Desço para almoçar e, depois de lavar a louça, assisto um pouco de televisão. Reviro canal atrás canal, mas não acho nada para me distrair. Decido voltar para o meu quarto e, talvez, separar algumas roupas para doação. Passo no banheiro para escovar os dentes, mas quando estou saindo ouço um barulho no andar de baixo. Desesperada, sem saber o que fazer ou onde o meu celular está, olho em volta e vejo o inseticida em cima do móvel do banheiro. Instintivamente o pego e desço devagar as escadas, reparando no barulho de saco plástico na cozinha. Paro ao lado da porta tentando ouvir algo a mais, só que o único som é de uma pessoa se movimentando calmamente. Respiro fundo e pulo para dentro da cozinha apertando sem parar o inseticida. Sinto uma mão quente segurar o meu braço e retirar o inseticida da minha mão. Minha única reação é gritar.

- Sua louca! Para de gritar! – Ele grita comigo e me calo ao reconhecer a voz. O que ele está fazendo aqui? – Você quer matar a gente envenenado?

- Eduardo? – Pergunto surpresa e ainda assustada.

- O próprio. – Ele sorri sarcástico e olha para o inseticida. – Sério?

- Foi a primeira coisa que vi! – Me defendo.

- Ainda bem que voltei, então! – Ele se joga no sofá.

- O que você está fazendo?

- Ligando a televisão. – Ele me encara. – Pretendo assistir.

- Não sou burra!

- Eu sei. – Ele encara a televisão.

- Cadê seus pais?

- Viajando. – Ele olha para o relógio de pulso. – Devem estar chegando.

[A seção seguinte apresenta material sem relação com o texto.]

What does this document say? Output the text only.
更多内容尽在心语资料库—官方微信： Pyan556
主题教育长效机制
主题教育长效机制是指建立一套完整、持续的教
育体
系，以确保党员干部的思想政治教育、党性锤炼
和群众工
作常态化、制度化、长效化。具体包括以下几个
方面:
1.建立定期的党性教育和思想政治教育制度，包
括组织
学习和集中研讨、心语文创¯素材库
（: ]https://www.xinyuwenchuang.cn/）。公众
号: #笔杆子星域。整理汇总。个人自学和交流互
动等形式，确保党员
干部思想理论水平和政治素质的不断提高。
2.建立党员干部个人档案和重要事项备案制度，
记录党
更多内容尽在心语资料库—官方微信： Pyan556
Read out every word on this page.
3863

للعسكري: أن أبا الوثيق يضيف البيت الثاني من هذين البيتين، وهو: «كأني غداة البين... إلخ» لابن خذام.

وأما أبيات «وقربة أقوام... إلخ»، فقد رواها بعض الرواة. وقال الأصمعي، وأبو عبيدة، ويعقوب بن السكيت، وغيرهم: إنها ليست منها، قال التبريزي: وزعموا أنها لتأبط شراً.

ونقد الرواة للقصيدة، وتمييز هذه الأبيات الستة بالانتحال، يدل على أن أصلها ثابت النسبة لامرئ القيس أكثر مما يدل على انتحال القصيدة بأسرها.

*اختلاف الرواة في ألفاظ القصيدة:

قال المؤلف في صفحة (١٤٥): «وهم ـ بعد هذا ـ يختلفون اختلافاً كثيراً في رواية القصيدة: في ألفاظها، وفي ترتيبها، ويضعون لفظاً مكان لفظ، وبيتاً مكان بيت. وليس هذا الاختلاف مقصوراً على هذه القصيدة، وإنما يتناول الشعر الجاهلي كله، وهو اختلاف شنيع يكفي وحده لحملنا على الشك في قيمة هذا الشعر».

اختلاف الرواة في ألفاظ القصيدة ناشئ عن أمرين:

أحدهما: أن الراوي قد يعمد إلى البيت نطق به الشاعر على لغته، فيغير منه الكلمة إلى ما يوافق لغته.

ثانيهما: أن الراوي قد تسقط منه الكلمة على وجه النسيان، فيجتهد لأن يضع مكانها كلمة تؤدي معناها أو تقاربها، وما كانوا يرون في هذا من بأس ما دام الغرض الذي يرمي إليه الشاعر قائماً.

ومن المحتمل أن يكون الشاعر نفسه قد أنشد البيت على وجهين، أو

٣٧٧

- Por que você não tá com eles?

- Se preocupa comigo agora?! – Outro sorriso sarcástico, ainda sem me encarar.

- Por quê?

- Um dia eu prometi que nunca te deixaria sozinha. Eu não quebro promessas.

- Eduardo... – Suspiro.

- Por que você não foi com a gente? – Ele levanta e se coloca a minha frente. Ficamos bem próximos e sinto o seu perfume. Não consigo falar. – É tão ruim assim a minha presença? Sou tão detestável que você não pode nem olhar na minha cara e dizer que não me quer mais? Precisa entrar no meu quarto na madrugada e jogar fora tudo o que construímos? – Eu só vejo mágoa e tristeza em seu olhar.

- Não diz isso...

- Por quê, Camila? Por que você não me suporta? – Ele se aproxima mais, encostando o corpo ao meu.

- Claro que não! – Uma lágrima escapa.

- O que eu fiz de errado? Eu penso e penso, mas eu não consigo entender!

- Para! – Falo mais alto para sobrepor a minha voz a dele.

- Por que essa raiva de mim?

- Eduardo, eu te amo! – Eu grito e ele me encara. – Eu te amo mais do que tudo! Eu sempre vou te amar! E é por isso que eu tinha que deixar você ir! Você viu como está a minha vida? Eu virei uma morta-viva e eu não vou te carregar para baixo! Nunca!

- Quem tem que decidir sou eu! – Ele fala alto e segura o meu rosto. – Fala de novo para eu ter certeza de que não ouvi errado.

- Eu te amo, Edu! – Lágrimas começam a cair e logo o choro fica compulsivo. O que não chorei em um ano, choro abraçada ao amor da minha vida.

- Mila, se não for você, não quero mais ninguém! Não me afasta da sua vida! Eu vou ser a sua força, o seu apoio, o que você precisar. Mas preciso que você me deixe ficar!

- Edu, você nunca saiu de dentro do meu coração!

- Nem você do meu, minha princesa! – Sorrimos e ele me pega no colo. – Você nunca mais escapa de mim!

Ele me carrega para o quarto dele, me coloca em cima da cama e pega a caixinha que eu vi mais cedo.

- Eu aprendi que não devemos esperar o momento certo. Tudo pode mudar em um minuto e a vida é muito curta para perdermos tempo. – Ele abre a caixinha me mostrando um lindo anel com uma pedrinha lilás, minha cor favorita. – Eu achei que tivesse perdido mas, organizando o guarda-roupa hoje, eu encontrei. Era com esse anel que eu ia te pedir em namoro. E eu não vou cometer o mesmo erro! Camila, você quer namorar comigo?

- Com toda a certeza do mundo! – Ele coloca o anel no meu dedo e joga o corpo em cima de mim. Nos beijamos matando a saudade por cada dia em que o beijo ficou apenas no nosso desejo.